AGENTCL: Toward Rigorous Evaluation of Continual Learning in Language Agents
2026-06-01 • Artificial Intelligence
Artificial IntelligenceComputation and Language
AI summaryⓘ
The authors point out that language agents often spend a lot of time solving tasks but don't use what they learn to help with future tasks. They introduce AgentCL, a new way to test how well agents can learn continuously by giving them tasks where earlier knowledge can be reused later. They also create MemProbe, a tool to check how memory designs affect learning by saving useful experiences and ignoring bad ones. Their tests show that simple task streams don't reveal much about memory design quality, but controlled streams do, highlighting the need for better memory systems that balance learning new things and reusing old knowledge.
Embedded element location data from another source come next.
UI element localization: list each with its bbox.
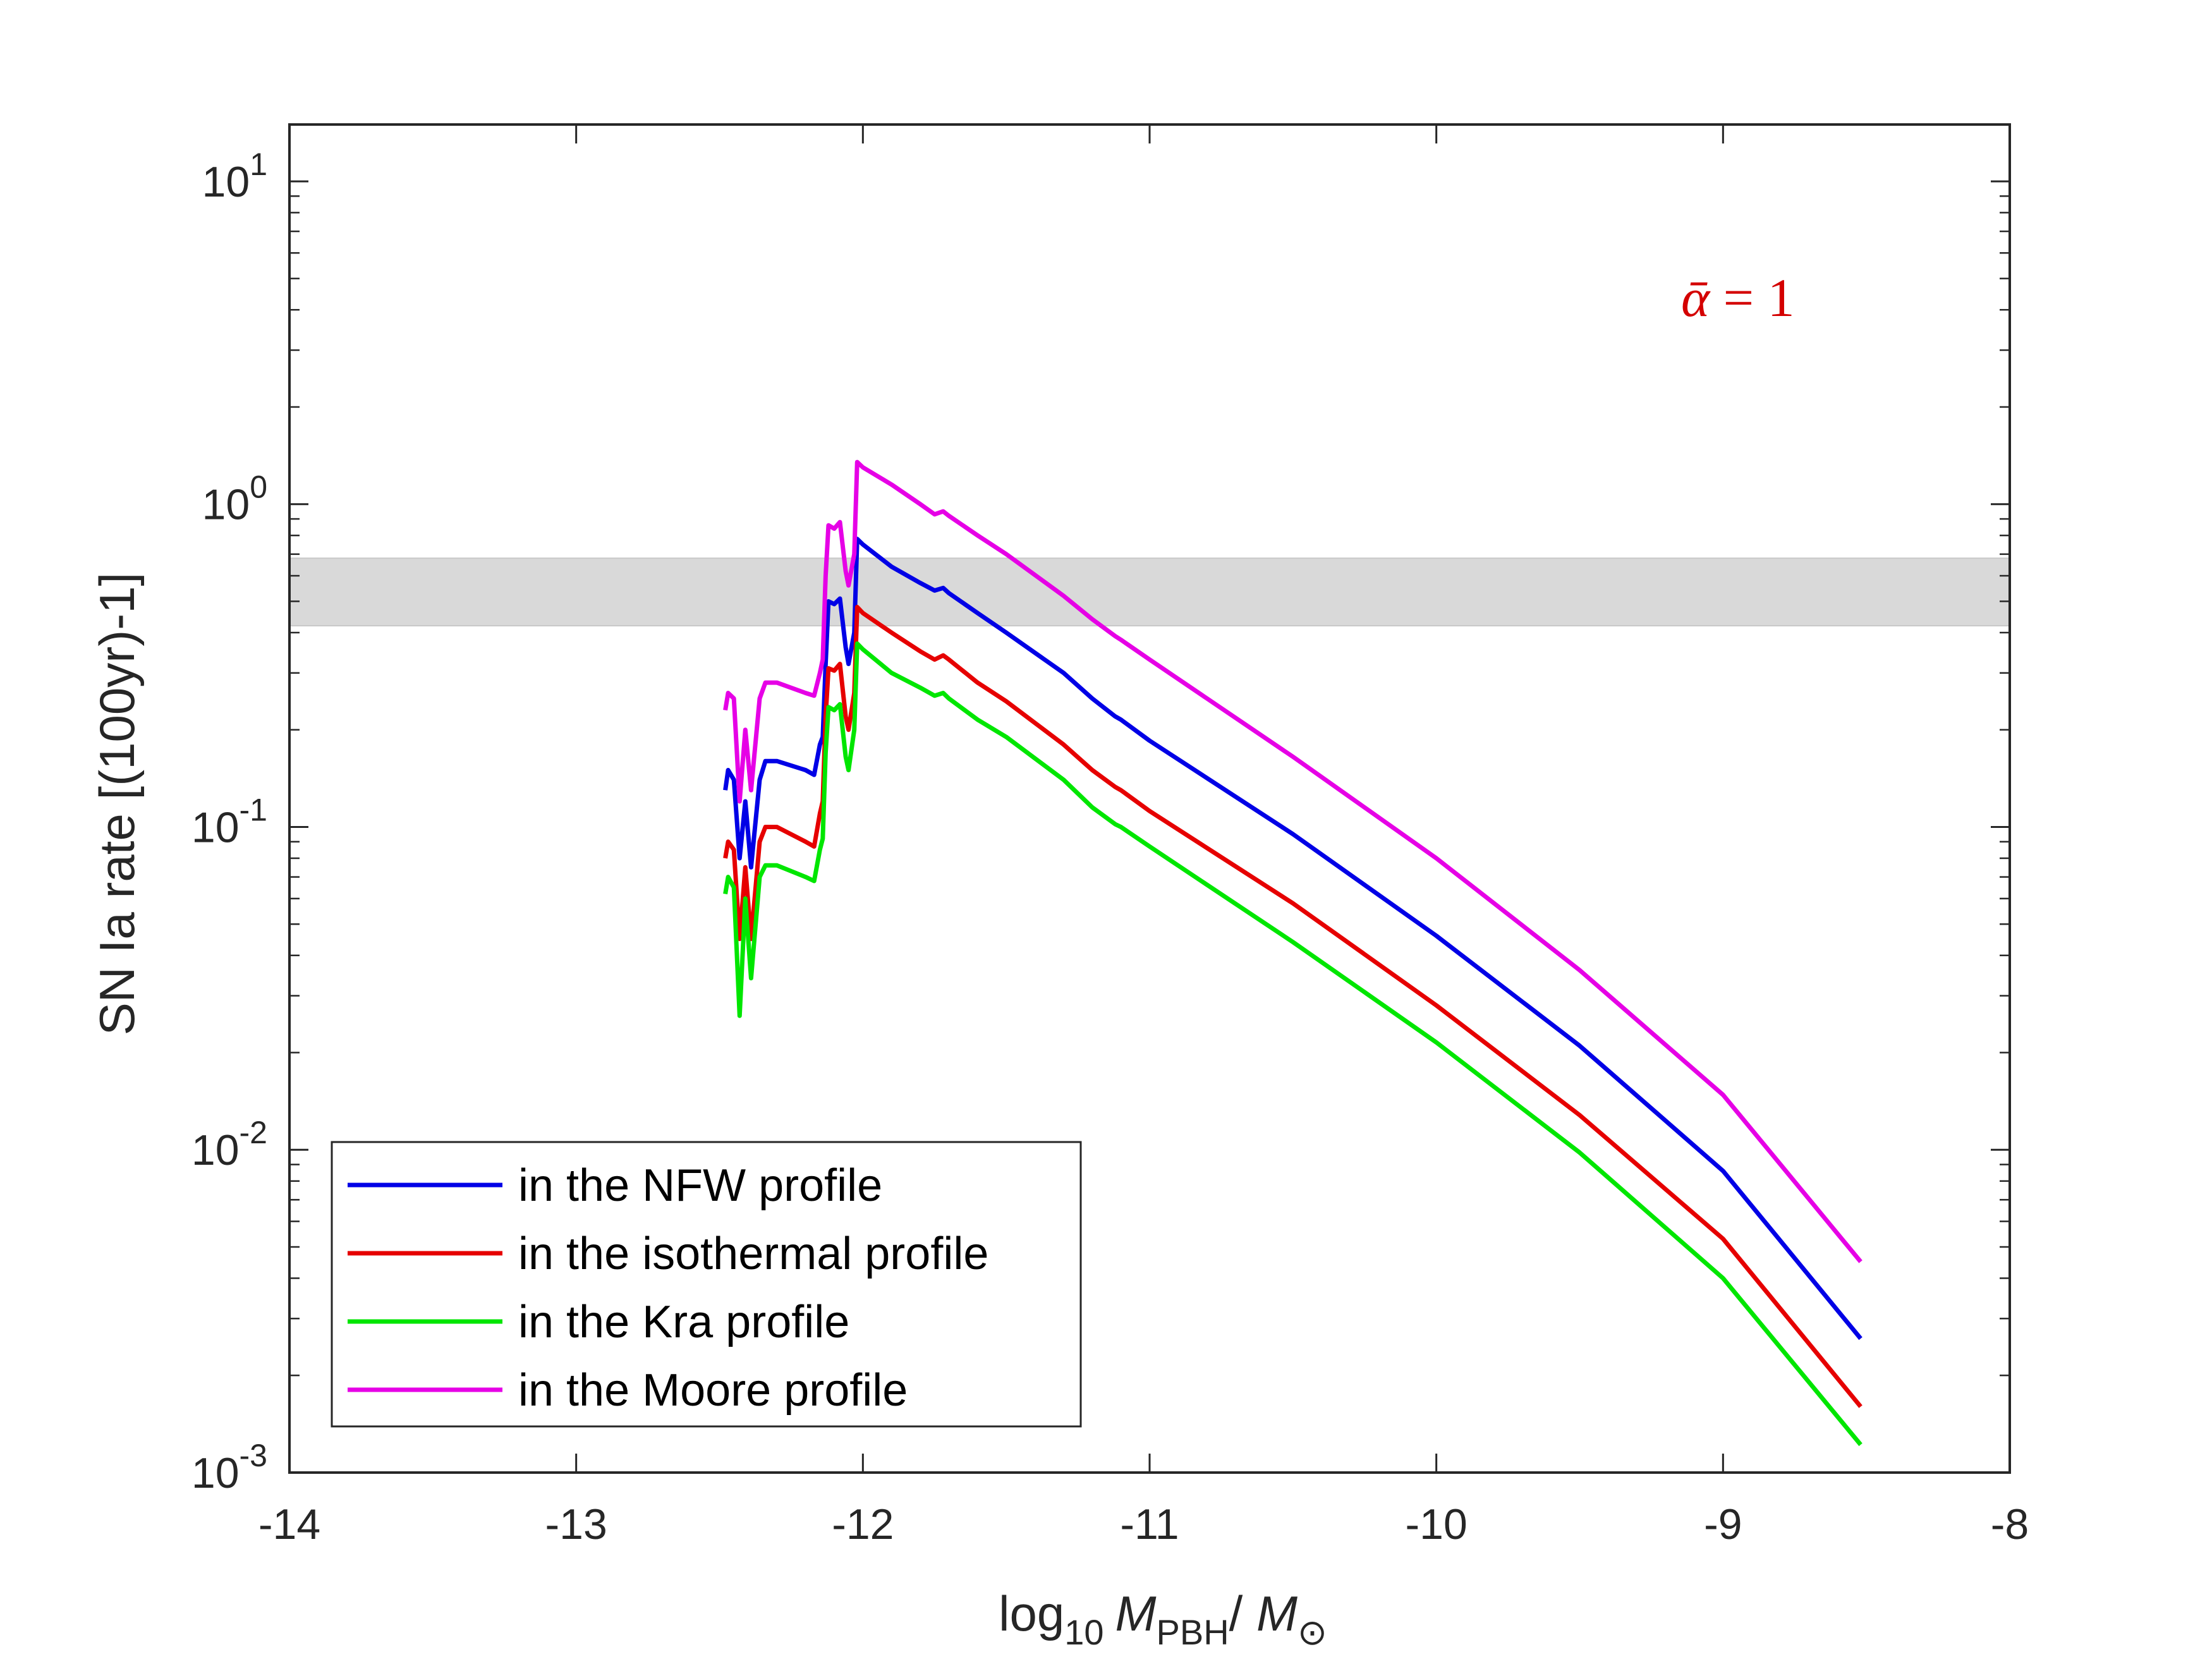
legend-label-3: in the Kra profile [518, 1297, 849, 1347]
y-tick-label-0: 101 [202, 147, 267, 206]
y-tick-labels: 101 100 10-1 10-2 10-3 [191, 147, 267, 1497]
x-tick-label-6: -8 [1991, 1500, 2029, 1548]
x-tick-labels: -14 -13 -12 -11 -10 -9 -8 [258, 1500, 2029, 1548]
y-axis-label: SN Ia rate [(100yr)-1] [89, 573, 145, 1036]
x-tick-label-0: -14 [258, 1500, 320, 1548]
y-tick-label-1: 100 [202, 470, 267, 529]
x-tick-label-4: -10 [1406, 1500, 1468, 1548]
y-tick-label-2: 10-1 [191, 792, 267, 851]
observed-rate-band [289, 557, 2010, 627]
y-tick-label-3: 10-2 [191, 1115, 267, 1174]
legend-box [331, 1141, 1082, 1428]
legend-label-4: in the Moore profile [518, 1365, 908, 1416]
axis-ticks [288, 125, 2011, 1474]
legend-label-2: in the isothermal profile [518, 1229, 988, 1279]
x-tick-label-5: -9 [1704, 1500, 1742, 1548]
legend-label-1: in the NFW profile [518, 1160, 882, 1211]
x-tick-label-2: -12 [832, 1500, 894, 1548]
series-line-3 [723, 641, 1863, 1447]
series-line-4 [723, 459, 1863, 1263]
alpha-annotation: ᾱ = 1 [1681, 267, 1795, 328]
x-axis-label: log10 MPBH/ M⊙ [999, 1586, 1327, 1652]
series-group [723, 459, 1863, 1447]
x-tick-label-1: -13 [545, 1500, 607, 1548]
legend: in the NFW profile in the isothermal prof… [331, 1141, 1082, 1428]
y-tick-label-4: 10-3 [191, 1438, 267, 1497]
x-tick-label-3: -11 [1120, 1500, 1179, 1548]
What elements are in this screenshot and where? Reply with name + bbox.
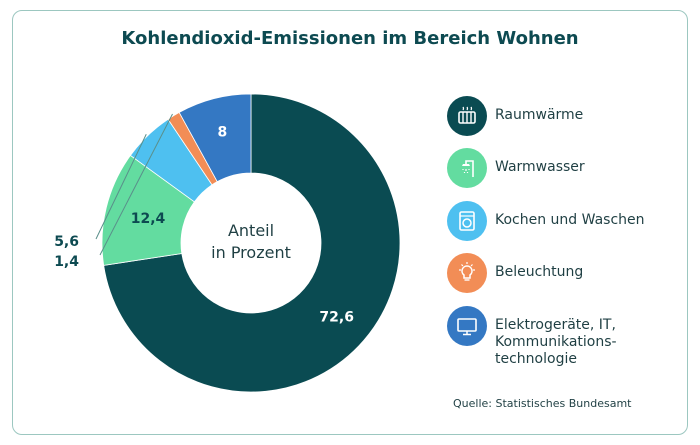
slice-radiator	[103, 93, 401, 393]
legend-item: Beleuchtung	[447, 253, 583, 293]
legend-item: Raumwärme	[447, 96, 583, 136]
leader-line	[95, 134, 147, 240]
data-label: 72,6	[319, 310, 354, 326]
data-label: 8	[218, 125, 228, 141]
legend-label: Warmwasser	[495, 159, 585, 175]
source-note: Quelle: Statistisches Bundesamt	[453, 397, 632, 410]
leader-line	[99, 113, 173, 256]
chart-title: Kohlendioxid-Emissionen im Bereich Wohne…	[121, 28, 579, 49]
center-label: in Prozent	[211, 243, 291, 262]
washing-machine-icon	[447, 201, 487, 241]
legend-label: Raumwärme	[495, 107, 584, 123]
legend-label: Elektrogeräte, IT, Kommunikations- techn…	[495, 317, 617, 367]
slice-monitor	[178, 93, 252, 183]
data-label: 12,4	[131, 211, 166, 227]
data-label: 5,6	[54, 234, 79, 250]
center-label: Anteil	[228, 221, 274, 240]
radiator-icon	[447, 96, 487, 136]
legend-label: Beleuchtung	[495, 264, 584, 280]
legend-item: Elektrogeräte, IT, Kommunikations- techn…	[447, 306, 617, 368]
legend-label: Kochen und Waschen	[495, 212, 645, 228]
legend-item: Warmwasser	[447, 148, 585, 188]
legend-item: Kochen und Waschen	[447, 201, 645, 241]
monitor-icon	[447, 306, 487, 346]
data-label: 1,4	[54, 254, 79, 270]
shower-icon	[447, 148, 487, 188]
lightbulb-icon	[447, 253, 487, 293]
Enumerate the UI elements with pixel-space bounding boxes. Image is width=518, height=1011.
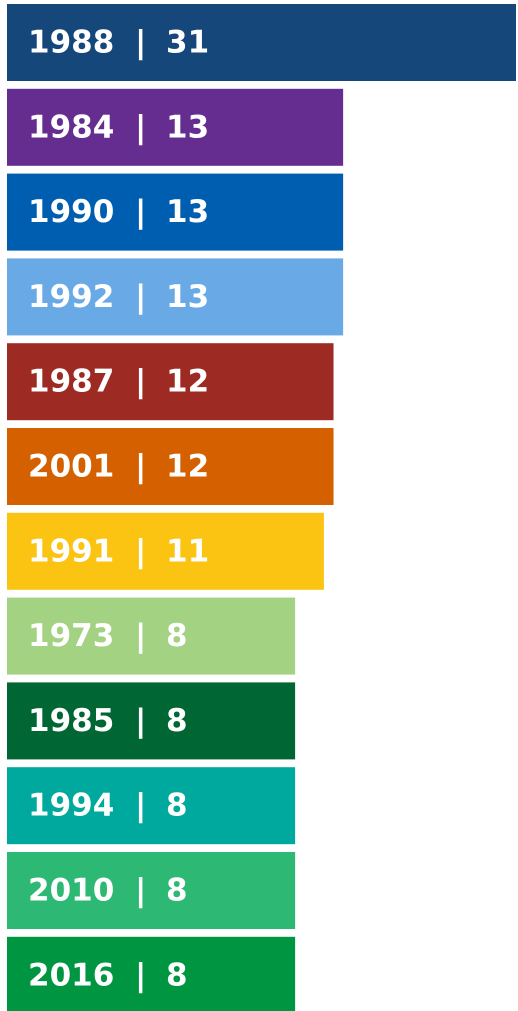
- bar-category-label: 2010: [28, 873, 114, 909]
- bar: [7, 88, 344, 166]
- bar: [7, 343, 334, 421]
- bar-value-label: 8: [166, 788, 188, 824]
- bar: [7, 682, 296, 760]
- bar: [7, 258, 344, 336]
- bar-value-label: 8: [166, 957, 188, 993]
- bar-label-separator: |: [135, 194, 146, 230]
- bar-category-label: 2016: [28, 957, 114, 993]
- bar-value-label: 8: [166, 703, 188, 739]
- bar: [7, 4, 516, 81]
- bar-category-label: 1992: [28, 279, 114, 315]
- bar: [7, 512, 324, 590]
- bar-category-label: 1990: [28, 194, 114, 230]
- bar-category-label: 1988: [28, 25, 114, 61]
- bar-category-label: 1973: [28, 618, 114, 654]
- bar: [7, 597, 296, 675]
- bar-label-separator: |: [135, 449, 146, 485]
- bar: [7, 936, 296, 1011]
- bar-value-label: 13: [166, 194, 209, 230]
- bar-label-separator: |: [135, 279, 146, 315]
- bar-value-label: 13: [166, 109, 209, 145]
- bar-value-label: 11: [166, 533, 209, 569]
- bar-value-label: 13: [166, 279, 209, 315]
- bar-label-separator: |: [135, 618, 146, 654]
- bar-value-label: 8: [166, 873, 188, 909]
- bar-category-label: 1991: [28, 533, 114, 569]
- bar: [7, 852, 296, 929]
- bar: [7, 173, 344, 251]
- bar-label-separator: |: [135, 703, 146, 739]
- bar-label-separator: |: [135, 957, 146, 993]
- bar: [7, 428, 334, 505]
- bar-value-label: 31: [166, 25, 209, 61]
- bar-label-separator: |: [135, 873, 146, 909]
- bar-label-separator: |: [135, 533, 146, 569]
- bar: [7, 767, 296, 845]
- bar-value-label: 12: [166, 449, 209, 485]
- bar-category-label: 2001: [28, 449, 114, 485]
- bar-value-label: 8: [166, 618, 188, 654]
- bar-category-label: 1987: [28, 364, 114, 400]
- bar-label-separator: |: [135, 364, 146, 400]
- bar-label-separator: |: [135, 788, 146, 824]
- bar-category-label: 1994: [28, 788, 114, 824]
- bar-label-separator: |: [135, 109, 146, 145]
- bar-value-label: 12: [166, 364, 209, 400]
- bar-category-label: 1984: [28, 109, 114, 145]
- bar-category-label: 1985: [28, 703, 114, 739]
- bar-label-separator: |: [135, 25, 146, 61]
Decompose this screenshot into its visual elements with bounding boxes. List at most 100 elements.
language agentscontinual learningtask streamstransfer gainsnon-parametric memorymemory consolidationplasticityAgentCL benchmarkMemProbeknowledge reuse
Authors
Yiheng Shu, Bernal Jiménez Gutiérrez, Saisri Padmaja Jonnalagedda, Yuguang Yao, Huan Sun, Yu Su
Abstract
Language agents spend substantial inference time solving individual tasks, yet the experience acquired in one episode is often underutilized in future episodes. Continual learning expects an agent to accumulate reusable experience across a stream of tasks, improve over time, and avoid interference from irrelevant experiences. Unfortunately, existing benchmarks struggle to evaluate continual learning in language agents rigorously. Most efforts focus on retrieval and reasoning over long-context conversations or documents, while recent lifelong-adaptation benchmarks often rely on naive task streams with limited analysis of cross-task relationships, making it difficult to understand what an agent learns and reuses over time. This paper presents an evaluation framework AgentCL for continual learning in agents, centered on controlled task streams and metrics for transfer gains. AGENTCL constructs compositional streams where earlier sub-solutions, evidence, or workflows are intentionally reusable in later tasks, and contrasts them with naive streams where such reusability is not guaranteed. We use the benchmark to evaluate non-parametric memory designs for continual learning. To diagnose how memory design choices affect continual learning, we develop MemProbe, a probing method that stores interactions, insights, and skills, while filtering unreliable experiences during consolidation. Empirical analysis across coding, deep research, and language understanding/reasoning tasks shows that naive streams offer limited ability to distinguish memory designs, whereas controlled streams more clearly distinguish their plasticity. Meanwhile, naive and held-out settings often yield limited gains and can expose memory-induced degradation. These results highlight the need for stronger memory designs that balance plasticity and stable reuse.